I sat there sobbing, feeling like this was just a confirmation of all the things I believed about myself, and all the words thrown at me from my father that would not leave my mind.

He finally came back and kind of squatted next to me. He gave me back my license and asked, “What’s going on?”

I am sure it was quite the display as I tried to gasp for air and find my words, and mostly came out with, "I am just so overwhelmed. My parents are so disappointed in me, I can’t do anything right. I can’t make things better. Life is just so painful.”

I remember this part vividly, he stood up and said, with a lot of weight in his voice, “Yes, yes it is.”

He spoke to me a little about the fact that I wasn’t alone in feeling this way, and college was hard, and some other nice things. He said he had a daughter my age, and he would be worried if she went out driving as I was. He asked me to promise not to do this again, added on a few warnings about the dangers of the world, and then told me he was going to follow me home to make sure I got there safe. But before that, he wrote a name on a piece of note paper, telling me it was the name of a therapist he knew and recommended. He handed it to me and assured me he was in the phone book, and I could find his number.

He followed me home, and waved from his car and told me to be safe, as I turned the key in the lock.

I was mortified, touched, and glad I was living alone at the time. Most of my friends knew I struggled with depression, and I felt like it would be one more story to add to all of my others.
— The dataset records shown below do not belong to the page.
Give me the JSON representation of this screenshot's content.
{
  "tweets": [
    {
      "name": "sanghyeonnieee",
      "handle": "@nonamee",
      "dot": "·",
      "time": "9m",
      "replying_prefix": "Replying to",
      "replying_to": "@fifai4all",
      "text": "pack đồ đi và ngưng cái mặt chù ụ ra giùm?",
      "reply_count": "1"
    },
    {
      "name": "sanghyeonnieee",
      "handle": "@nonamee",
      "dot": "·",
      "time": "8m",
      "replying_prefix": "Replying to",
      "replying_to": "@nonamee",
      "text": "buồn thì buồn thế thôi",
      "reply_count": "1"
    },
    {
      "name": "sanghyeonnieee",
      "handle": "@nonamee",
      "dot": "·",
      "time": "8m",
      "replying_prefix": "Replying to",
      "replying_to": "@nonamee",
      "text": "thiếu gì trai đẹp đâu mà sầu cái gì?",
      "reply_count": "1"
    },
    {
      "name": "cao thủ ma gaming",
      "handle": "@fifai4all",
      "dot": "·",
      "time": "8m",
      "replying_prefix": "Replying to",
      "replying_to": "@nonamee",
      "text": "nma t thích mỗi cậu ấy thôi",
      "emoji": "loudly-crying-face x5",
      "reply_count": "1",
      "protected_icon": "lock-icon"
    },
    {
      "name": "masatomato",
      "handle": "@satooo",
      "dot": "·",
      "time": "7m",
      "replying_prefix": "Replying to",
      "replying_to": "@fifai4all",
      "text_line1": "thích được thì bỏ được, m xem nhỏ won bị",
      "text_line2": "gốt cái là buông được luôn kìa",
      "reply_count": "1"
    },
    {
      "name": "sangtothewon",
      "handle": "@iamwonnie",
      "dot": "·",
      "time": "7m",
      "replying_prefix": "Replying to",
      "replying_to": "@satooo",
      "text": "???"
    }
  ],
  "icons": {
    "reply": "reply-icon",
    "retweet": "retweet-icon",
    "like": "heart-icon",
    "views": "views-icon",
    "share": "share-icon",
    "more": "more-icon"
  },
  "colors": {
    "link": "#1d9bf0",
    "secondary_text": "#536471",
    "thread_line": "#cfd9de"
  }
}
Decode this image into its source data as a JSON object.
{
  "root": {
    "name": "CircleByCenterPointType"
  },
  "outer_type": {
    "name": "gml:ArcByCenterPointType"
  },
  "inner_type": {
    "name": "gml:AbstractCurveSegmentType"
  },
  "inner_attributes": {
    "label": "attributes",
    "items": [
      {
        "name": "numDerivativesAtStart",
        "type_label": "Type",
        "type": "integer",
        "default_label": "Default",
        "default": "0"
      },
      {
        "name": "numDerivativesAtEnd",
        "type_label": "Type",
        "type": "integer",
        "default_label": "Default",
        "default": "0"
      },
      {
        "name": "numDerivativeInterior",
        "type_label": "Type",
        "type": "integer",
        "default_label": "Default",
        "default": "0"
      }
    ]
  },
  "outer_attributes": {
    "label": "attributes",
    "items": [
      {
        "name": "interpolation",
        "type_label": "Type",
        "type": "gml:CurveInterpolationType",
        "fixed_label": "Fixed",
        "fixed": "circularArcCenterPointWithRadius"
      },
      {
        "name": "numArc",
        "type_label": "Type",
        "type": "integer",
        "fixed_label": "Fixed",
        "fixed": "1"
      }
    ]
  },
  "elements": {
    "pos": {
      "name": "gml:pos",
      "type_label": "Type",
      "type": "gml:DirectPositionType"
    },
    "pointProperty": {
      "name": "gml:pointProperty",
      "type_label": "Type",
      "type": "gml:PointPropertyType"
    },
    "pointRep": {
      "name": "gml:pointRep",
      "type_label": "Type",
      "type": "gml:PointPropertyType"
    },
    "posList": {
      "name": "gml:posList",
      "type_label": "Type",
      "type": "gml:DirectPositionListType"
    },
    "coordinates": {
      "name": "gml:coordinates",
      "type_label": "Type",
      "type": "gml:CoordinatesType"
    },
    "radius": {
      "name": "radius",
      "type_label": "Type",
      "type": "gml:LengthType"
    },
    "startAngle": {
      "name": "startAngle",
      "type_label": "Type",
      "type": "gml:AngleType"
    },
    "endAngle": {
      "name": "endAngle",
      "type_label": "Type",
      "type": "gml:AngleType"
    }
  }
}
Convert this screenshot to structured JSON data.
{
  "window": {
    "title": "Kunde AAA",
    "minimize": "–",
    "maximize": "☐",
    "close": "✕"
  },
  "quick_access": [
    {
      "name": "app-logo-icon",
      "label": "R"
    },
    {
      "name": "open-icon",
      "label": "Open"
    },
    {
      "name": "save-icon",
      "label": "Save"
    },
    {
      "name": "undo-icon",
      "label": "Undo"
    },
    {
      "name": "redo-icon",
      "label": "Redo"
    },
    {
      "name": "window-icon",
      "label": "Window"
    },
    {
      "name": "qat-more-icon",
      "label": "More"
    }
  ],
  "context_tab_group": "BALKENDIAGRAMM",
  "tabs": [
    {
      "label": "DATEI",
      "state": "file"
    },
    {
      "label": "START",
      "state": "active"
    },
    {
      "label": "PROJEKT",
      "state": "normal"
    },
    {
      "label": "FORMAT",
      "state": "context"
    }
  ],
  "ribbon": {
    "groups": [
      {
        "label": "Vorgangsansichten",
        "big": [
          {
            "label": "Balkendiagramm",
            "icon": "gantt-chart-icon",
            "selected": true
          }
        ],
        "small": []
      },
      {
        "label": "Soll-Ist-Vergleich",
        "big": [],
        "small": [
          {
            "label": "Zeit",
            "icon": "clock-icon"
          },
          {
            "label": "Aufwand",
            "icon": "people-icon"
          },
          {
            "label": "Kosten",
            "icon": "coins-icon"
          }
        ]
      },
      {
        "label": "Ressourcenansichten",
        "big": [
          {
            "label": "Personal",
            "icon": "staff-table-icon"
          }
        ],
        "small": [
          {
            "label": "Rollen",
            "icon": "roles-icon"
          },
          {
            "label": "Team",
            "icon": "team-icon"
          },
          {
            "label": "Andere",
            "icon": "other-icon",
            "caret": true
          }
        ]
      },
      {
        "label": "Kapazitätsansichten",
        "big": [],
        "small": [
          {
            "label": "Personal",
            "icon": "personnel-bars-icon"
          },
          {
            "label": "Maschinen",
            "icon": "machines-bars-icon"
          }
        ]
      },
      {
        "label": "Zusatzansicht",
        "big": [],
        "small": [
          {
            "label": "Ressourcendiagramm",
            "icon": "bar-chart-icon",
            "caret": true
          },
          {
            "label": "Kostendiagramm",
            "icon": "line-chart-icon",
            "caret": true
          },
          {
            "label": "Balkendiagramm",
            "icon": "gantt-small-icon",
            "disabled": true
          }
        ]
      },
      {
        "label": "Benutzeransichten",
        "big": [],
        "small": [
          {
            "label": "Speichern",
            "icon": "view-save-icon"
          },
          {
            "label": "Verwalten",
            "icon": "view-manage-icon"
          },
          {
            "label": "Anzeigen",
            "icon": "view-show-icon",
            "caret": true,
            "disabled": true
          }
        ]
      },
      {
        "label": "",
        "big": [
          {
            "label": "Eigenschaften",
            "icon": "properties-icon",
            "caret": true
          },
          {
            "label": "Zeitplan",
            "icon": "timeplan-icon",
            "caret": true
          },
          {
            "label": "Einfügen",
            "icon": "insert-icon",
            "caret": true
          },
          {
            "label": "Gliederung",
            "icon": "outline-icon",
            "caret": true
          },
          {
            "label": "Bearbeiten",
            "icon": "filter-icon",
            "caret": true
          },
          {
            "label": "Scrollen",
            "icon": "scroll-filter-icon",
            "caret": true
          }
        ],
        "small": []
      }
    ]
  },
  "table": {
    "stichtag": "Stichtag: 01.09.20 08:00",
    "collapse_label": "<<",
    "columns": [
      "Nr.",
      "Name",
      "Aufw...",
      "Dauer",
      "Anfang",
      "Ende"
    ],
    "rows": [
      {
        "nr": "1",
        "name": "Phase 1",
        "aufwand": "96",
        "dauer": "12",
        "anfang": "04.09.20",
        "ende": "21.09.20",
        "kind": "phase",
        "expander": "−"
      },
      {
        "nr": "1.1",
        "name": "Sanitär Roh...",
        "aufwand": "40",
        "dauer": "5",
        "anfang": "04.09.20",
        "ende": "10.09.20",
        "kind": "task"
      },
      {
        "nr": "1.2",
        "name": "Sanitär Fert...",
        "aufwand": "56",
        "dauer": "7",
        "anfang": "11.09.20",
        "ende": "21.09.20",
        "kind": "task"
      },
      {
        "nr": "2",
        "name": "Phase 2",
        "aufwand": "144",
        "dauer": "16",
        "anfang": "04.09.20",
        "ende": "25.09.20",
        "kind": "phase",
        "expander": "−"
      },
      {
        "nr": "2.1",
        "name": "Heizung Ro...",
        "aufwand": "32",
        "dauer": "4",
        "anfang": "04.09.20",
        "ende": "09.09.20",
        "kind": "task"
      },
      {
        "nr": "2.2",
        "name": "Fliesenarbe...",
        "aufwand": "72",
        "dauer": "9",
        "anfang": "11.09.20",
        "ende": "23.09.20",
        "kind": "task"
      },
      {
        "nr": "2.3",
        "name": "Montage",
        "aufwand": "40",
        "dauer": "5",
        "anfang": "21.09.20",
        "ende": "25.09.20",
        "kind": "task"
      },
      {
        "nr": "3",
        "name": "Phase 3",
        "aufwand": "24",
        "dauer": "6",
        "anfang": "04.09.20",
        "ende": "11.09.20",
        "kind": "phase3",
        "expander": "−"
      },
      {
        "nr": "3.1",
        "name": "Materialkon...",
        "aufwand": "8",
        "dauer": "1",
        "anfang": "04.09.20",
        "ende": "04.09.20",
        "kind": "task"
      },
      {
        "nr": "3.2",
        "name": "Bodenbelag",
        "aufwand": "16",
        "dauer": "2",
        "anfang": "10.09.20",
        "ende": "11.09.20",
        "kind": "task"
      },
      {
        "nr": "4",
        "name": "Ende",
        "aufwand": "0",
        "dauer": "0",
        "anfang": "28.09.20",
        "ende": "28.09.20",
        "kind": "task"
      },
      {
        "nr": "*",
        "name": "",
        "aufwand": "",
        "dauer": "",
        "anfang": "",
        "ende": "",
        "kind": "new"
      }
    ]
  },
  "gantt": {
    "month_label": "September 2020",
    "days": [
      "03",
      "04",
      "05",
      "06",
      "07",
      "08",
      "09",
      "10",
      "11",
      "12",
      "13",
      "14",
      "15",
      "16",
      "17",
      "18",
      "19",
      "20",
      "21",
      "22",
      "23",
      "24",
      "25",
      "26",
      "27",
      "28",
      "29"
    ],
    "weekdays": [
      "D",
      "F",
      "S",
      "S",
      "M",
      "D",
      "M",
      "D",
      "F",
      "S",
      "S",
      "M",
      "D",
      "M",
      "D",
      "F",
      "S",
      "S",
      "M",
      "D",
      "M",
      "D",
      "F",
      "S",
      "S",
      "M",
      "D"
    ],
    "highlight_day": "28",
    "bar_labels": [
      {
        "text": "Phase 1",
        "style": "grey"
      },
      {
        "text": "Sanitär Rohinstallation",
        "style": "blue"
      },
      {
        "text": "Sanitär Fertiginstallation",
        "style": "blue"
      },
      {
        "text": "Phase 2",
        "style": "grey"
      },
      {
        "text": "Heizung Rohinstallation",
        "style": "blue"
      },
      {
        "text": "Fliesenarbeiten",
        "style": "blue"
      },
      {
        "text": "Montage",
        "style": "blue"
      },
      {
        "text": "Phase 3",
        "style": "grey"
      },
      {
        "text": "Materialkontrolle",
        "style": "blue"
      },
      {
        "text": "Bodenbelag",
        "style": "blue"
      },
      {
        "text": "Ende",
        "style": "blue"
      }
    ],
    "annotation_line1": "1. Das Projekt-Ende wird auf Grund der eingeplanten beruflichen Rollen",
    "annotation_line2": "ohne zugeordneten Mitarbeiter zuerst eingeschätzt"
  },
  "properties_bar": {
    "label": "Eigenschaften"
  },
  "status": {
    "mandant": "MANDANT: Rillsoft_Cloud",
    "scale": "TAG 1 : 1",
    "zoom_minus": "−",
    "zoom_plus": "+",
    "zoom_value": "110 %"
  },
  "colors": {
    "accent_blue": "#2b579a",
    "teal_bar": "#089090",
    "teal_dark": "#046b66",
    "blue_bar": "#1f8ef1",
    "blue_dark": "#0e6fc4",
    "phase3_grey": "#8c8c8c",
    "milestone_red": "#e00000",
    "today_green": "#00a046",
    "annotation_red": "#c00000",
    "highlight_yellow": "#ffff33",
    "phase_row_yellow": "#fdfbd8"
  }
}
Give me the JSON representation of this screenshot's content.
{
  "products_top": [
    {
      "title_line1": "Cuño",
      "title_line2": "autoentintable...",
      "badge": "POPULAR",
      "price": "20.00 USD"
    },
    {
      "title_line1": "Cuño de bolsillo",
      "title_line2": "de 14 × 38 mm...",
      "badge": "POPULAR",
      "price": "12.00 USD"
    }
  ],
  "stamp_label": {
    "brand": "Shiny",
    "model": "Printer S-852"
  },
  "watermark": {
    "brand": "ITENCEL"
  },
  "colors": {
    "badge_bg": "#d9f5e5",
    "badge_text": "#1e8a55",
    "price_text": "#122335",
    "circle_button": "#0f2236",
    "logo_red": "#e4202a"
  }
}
Once again, last night, I woke up, panicked, gulping for air and trying to hold tears back, and that same feeling hit me—run. Or get in the car—go. I shut my eyes and held my head in frustration, wanting this feeling to leave me. 

Then, for some reason, I remembered running at recess in the park at our elementary school. I remembered tag and “home base”, the place of safety—usually a tree. I thought of fun with friends, being out of breath as we all huffed and puffed our way back to the classroom when it was time to return. 

Later, I remembered truly scary moments with my father when I felt the need to get out of my house for my own safety, to really run, or get to my car, and sometimes couldn’t. Those were the worst times. Feeling trapped and scared.

Somehow, I like to think that all this got twisted together.

I know it’s easy to say that the urge to run means I just want to run away from my problems. I am sure that’s part of it. But somewhere in my mind, I am running fast, ahead of whatever or whomever is chasing me, ahead of my worries, my hair behind me in the wind.

I am looking for home base, wherever that is, so I can race up, grab on, and say “Safe”. No… I’ll yell it, scream it, feel it deep in my bones. 

Then I'll relax, the dreams will subside, and I will let go of all the worries, all the things I feel chasing me, and all the things I want to leave behind. 

Until then, some nights will still find me running, even if it is only in my mind. Hopefully the universe can shift and light the pathway for me to home base. 

So for now universe, Tag, You’re It.